Finiteness of $\int_0^1 \left(\sum_{n=1}^\infty \frac{n^\alpha e^{- t n^\alpha}}{1 - e^{- t n^\alpha}} \right)^{1/2} \, \mathrm{d}t$ Let $\alpha > 1$.
My question is: is $\int_0^1 \left(\sum_{n=1}^\infty \frac{n^\alpha e^{- t n^\alpha}}{1 - e^{- t n^\alpha}} \right)^{1/2} \, \mathrm{d}t$ finite ?
For $t \in ]0, 1]$, the series $\sum_{n=1}^\infty \frac{n^\alpha e^{- t n^\alpha}}{1 - e^{- t n^\alpha}}$ is convergent (using the ratio test for example). 
I don't think there is a direct way to compute its sum, so I looked for an upper bound, to no avail. The square root also prevents me from switching integral and series.

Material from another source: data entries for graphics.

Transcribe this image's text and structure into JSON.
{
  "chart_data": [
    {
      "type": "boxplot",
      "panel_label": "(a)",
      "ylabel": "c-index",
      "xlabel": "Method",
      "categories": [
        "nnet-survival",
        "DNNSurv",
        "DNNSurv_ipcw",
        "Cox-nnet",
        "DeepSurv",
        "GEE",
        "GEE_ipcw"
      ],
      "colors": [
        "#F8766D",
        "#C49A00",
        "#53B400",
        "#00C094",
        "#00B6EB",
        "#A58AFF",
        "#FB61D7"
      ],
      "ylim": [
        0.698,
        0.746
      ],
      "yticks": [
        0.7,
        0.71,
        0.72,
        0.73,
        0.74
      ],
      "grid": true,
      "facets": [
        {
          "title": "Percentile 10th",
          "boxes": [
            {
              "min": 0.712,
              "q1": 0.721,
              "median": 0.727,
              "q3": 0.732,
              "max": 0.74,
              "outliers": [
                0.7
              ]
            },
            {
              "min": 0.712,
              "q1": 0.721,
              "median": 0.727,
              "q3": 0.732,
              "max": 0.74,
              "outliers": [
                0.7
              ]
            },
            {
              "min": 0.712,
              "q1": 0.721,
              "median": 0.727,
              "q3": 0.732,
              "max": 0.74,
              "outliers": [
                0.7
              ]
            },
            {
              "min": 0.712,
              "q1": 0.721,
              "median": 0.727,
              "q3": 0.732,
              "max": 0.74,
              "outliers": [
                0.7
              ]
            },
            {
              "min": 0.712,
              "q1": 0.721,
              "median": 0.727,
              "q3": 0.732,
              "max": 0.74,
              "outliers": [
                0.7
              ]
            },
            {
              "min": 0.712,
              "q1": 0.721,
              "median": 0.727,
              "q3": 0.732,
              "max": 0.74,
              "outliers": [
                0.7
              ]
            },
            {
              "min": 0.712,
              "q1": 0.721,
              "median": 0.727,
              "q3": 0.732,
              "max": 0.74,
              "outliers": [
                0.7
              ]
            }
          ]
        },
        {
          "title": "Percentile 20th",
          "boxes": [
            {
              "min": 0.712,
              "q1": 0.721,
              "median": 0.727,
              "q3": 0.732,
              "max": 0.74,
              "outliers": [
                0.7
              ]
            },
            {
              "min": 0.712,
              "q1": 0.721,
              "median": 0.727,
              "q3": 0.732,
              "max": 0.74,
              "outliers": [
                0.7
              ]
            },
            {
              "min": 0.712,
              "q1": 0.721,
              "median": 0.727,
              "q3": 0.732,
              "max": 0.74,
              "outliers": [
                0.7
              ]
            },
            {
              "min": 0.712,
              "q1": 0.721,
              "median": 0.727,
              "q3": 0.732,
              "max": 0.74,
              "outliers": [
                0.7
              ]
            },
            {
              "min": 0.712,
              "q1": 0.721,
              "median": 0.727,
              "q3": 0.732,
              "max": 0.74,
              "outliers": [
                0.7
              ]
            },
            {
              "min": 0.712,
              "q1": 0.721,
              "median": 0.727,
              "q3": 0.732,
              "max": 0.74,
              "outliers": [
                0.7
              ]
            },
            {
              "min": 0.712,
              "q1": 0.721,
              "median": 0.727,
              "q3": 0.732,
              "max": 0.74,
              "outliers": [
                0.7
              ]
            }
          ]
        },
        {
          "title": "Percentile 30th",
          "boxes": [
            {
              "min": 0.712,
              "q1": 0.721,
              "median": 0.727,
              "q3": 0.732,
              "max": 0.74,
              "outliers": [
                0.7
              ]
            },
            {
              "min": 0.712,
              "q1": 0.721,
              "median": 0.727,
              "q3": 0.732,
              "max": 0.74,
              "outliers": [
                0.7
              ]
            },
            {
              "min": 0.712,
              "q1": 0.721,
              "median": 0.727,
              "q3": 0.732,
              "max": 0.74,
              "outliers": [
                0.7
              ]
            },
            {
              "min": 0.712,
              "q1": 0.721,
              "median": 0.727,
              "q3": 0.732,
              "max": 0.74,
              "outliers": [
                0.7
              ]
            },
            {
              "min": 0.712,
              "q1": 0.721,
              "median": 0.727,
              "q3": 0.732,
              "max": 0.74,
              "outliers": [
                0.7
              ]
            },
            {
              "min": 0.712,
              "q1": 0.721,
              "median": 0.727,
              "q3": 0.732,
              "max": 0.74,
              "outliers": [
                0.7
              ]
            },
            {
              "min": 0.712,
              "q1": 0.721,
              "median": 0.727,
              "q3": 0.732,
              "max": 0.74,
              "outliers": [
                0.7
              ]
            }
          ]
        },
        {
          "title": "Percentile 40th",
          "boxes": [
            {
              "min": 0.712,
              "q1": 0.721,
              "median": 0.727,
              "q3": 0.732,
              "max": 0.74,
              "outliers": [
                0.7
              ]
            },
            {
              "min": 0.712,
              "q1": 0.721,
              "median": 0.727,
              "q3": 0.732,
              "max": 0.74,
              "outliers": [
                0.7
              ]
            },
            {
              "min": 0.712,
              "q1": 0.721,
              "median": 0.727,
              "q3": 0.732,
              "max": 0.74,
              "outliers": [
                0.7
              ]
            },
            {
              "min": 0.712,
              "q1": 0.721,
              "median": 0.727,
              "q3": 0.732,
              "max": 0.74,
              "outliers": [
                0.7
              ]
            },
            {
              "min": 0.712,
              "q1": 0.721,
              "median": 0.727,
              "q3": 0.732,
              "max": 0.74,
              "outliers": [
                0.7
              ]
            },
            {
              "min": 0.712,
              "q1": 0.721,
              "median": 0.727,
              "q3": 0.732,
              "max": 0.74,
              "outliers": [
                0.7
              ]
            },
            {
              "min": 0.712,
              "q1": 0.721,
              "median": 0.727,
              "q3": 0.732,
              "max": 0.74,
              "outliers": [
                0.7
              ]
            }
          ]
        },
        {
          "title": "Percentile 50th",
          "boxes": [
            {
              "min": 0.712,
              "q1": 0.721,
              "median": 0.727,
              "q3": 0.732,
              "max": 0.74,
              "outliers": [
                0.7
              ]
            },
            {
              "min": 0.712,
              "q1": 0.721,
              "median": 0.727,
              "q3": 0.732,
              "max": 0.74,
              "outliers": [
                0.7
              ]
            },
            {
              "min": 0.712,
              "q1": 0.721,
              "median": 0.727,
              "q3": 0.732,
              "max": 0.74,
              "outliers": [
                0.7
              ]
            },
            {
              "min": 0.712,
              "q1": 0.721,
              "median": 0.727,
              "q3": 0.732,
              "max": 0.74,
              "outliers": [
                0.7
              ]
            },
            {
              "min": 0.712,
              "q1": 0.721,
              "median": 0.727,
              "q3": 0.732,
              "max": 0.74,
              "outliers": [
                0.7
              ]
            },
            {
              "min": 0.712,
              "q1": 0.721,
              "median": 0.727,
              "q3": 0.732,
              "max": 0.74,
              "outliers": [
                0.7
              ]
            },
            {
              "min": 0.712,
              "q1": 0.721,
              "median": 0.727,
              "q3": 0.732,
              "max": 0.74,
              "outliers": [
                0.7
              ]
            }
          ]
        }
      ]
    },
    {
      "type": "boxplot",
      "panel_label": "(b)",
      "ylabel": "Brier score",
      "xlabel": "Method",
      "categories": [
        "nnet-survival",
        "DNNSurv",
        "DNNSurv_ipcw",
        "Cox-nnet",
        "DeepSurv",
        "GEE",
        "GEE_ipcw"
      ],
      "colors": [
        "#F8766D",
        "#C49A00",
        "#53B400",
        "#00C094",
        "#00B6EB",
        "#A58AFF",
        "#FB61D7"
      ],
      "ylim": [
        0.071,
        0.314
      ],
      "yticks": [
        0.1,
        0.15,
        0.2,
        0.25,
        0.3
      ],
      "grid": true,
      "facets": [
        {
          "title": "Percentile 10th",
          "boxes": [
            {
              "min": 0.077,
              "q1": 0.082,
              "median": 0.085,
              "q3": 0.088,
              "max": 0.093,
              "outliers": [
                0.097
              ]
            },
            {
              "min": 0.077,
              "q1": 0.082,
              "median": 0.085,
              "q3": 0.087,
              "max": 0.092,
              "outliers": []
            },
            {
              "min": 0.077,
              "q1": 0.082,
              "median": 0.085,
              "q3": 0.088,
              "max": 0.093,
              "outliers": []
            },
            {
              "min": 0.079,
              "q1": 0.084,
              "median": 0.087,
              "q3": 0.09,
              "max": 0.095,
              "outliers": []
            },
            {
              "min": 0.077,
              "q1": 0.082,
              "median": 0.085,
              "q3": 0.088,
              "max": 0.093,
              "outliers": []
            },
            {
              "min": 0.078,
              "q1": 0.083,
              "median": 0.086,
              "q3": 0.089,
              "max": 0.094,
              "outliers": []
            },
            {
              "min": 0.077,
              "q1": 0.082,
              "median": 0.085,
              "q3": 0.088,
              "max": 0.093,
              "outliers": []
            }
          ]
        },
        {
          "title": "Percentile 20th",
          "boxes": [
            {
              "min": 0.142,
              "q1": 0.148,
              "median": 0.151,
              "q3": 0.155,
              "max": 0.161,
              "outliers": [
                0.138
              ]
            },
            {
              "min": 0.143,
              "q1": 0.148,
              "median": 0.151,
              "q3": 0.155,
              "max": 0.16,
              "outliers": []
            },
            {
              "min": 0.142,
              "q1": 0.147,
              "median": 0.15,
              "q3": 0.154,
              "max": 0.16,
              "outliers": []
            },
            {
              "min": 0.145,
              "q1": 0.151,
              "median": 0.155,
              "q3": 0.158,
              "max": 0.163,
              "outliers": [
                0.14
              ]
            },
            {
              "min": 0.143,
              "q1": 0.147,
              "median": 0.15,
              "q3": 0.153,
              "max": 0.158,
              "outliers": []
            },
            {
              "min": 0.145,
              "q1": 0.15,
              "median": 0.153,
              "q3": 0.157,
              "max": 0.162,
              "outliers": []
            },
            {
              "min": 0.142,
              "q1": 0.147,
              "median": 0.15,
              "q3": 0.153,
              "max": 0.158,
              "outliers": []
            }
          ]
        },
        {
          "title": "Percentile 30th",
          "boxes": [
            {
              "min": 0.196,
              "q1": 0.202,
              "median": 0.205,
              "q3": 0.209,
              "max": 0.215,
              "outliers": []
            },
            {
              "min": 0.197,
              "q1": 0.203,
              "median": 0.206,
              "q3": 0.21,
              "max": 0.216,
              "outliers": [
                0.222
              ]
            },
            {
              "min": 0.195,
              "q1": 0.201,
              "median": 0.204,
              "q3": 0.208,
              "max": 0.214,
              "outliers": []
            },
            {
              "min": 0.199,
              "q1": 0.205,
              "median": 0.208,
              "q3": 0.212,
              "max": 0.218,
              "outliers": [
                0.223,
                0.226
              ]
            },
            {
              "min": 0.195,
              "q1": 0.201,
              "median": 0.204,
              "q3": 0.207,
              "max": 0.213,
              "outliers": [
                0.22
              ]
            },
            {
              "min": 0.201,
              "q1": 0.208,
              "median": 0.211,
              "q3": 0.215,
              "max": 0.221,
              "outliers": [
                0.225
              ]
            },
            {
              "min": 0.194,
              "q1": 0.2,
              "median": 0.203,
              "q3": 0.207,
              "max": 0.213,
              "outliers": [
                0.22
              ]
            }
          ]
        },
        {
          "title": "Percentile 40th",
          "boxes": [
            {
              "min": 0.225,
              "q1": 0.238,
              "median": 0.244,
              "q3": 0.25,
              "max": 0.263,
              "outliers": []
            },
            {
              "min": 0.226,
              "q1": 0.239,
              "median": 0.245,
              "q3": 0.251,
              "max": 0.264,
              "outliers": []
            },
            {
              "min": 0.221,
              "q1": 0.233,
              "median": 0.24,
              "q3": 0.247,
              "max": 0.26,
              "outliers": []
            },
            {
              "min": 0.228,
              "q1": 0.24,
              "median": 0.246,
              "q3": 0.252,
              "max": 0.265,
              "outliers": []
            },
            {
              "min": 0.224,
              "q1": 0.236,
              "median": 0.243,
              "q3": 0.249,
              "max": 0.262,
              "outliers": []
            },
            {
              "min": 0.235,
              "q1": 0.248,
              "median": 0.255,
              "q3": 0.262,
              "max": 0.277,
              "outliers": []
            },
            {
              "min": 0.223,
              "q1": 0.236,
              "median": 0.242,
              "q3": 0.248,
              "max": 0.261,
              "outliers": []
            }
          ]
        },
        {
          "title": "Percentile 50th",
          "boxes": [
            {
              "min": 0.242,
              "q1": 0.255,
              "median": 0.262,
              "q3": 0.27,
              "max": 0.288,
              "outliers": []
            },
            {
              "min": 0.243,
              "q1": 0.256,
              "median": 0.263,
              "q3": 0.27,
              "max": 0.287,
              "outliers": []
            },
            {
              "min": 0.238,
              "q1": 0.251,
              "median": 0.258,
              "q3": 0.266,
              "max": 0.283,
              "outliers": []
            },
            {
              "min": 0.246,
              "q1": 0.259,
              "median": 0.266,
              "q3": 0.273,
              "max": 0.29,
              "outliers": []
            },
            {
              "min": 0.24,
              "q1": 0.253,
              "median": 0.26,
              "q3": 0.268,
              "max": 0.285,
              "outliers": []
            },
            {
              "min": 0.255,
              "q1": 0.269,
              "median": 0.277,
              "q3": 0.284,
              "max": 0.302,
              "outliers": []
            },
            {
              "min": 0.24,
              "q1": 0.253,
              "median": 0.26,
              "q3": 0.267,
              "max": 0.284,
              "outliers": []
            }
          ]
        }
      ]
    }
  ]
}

 A: As you've said, the series converges for $t\in~\!]0,1]$. Thus the remaining issue is to check the asymptotic behavior as $t\to0$ in the series. Note that we have:
$$\sum_{n=1}^\infty\frac{n^\alpha e^{-tn^\alpha}}{1-e^{-tn^\alpha}}\sim\int_1^\infty\frac{x^\alpha e^{-tx^\alpha}}{1-e^{-tx^\alpha}}~\mathrm dx$$
By substituting $tx^\alpha\mapsto x$ we get
$$\sum_{n=1}^\infty\frac{n^\alpha e^{-tn^\alpha}}{1-e^{-tn^\alpha}}\sim\frac1{\alpha t^{(1+\alpha)/\alpha}}\int_t^\infty\frac{\sqrt[\alpha]xe^{-x}}{1-e^{-x}}~\mathrm dx$$
which thus reduces the problem down to testing the convergence of
$$\int_0^1\frac1{t^{(1+\alpha)/2\alpha}}~\mathrm dt$$
A: As Beautiful Art pointed out, it is enough to find the behaviour about $t=0$. Defining $$f(t)=\sum_{n=1}^\infty \frac{n^\alpha}{{\rm e}^{t n^\alpha}-1}$$ you can calculate the Mellin-Transform
$${\cal M}_f(s) = \Gamma(s)\zeta(s)\zeta\left(\alpha(s-1)\right)$$ which converges whenever $\Re(s)>1+\frac{1}{\alpha}$. The inverse then becomes
$$f(t)=\frac{1}{2\pi i} \int_{\sigma - i\infty}^{\sigma + i\infty} \Gamma(s)\zeta(s)\zeta\left(\alpha(s-1)\right) t^{-s} \, {\rm d}s$$
where $\sigma>1+\frac{1}{\alpha}$. This can be used to calculate the series about $t=0$ by shifting the contour to the left. You can assume $\alpha$ not an integer, and then the integrand has poles at $s=1+\frac{1}{\alpha},1,0,-1,-3,-5,-7,...$. So shifting the contour to $\sigma<1+\frac{1}{\alpha}$ we pick up the residue at $s=1+\frac{1}{\alpha}$ and the first terms become
$$f(t)=\frac{\Gamma\left(1+\frac{1}{\alpha}\right)\zeta\left(1+\frac{1}{\alpha}\right)}{\alpha \, t^{1+\frac{1}{\alpha}}} - \frac{1}{2t} - \frac{\zeta(-\alpha)}{2} + \frac{1}{2\pi i} \int_{\sigma - i\infty}^{\sigma + i\infty} \Gamma(s)\zeta(s)\zeta\left(\alpha(s-1)\right) t^{-s} \, {\rm d}s \, ,$$ where now $\sigma<0$.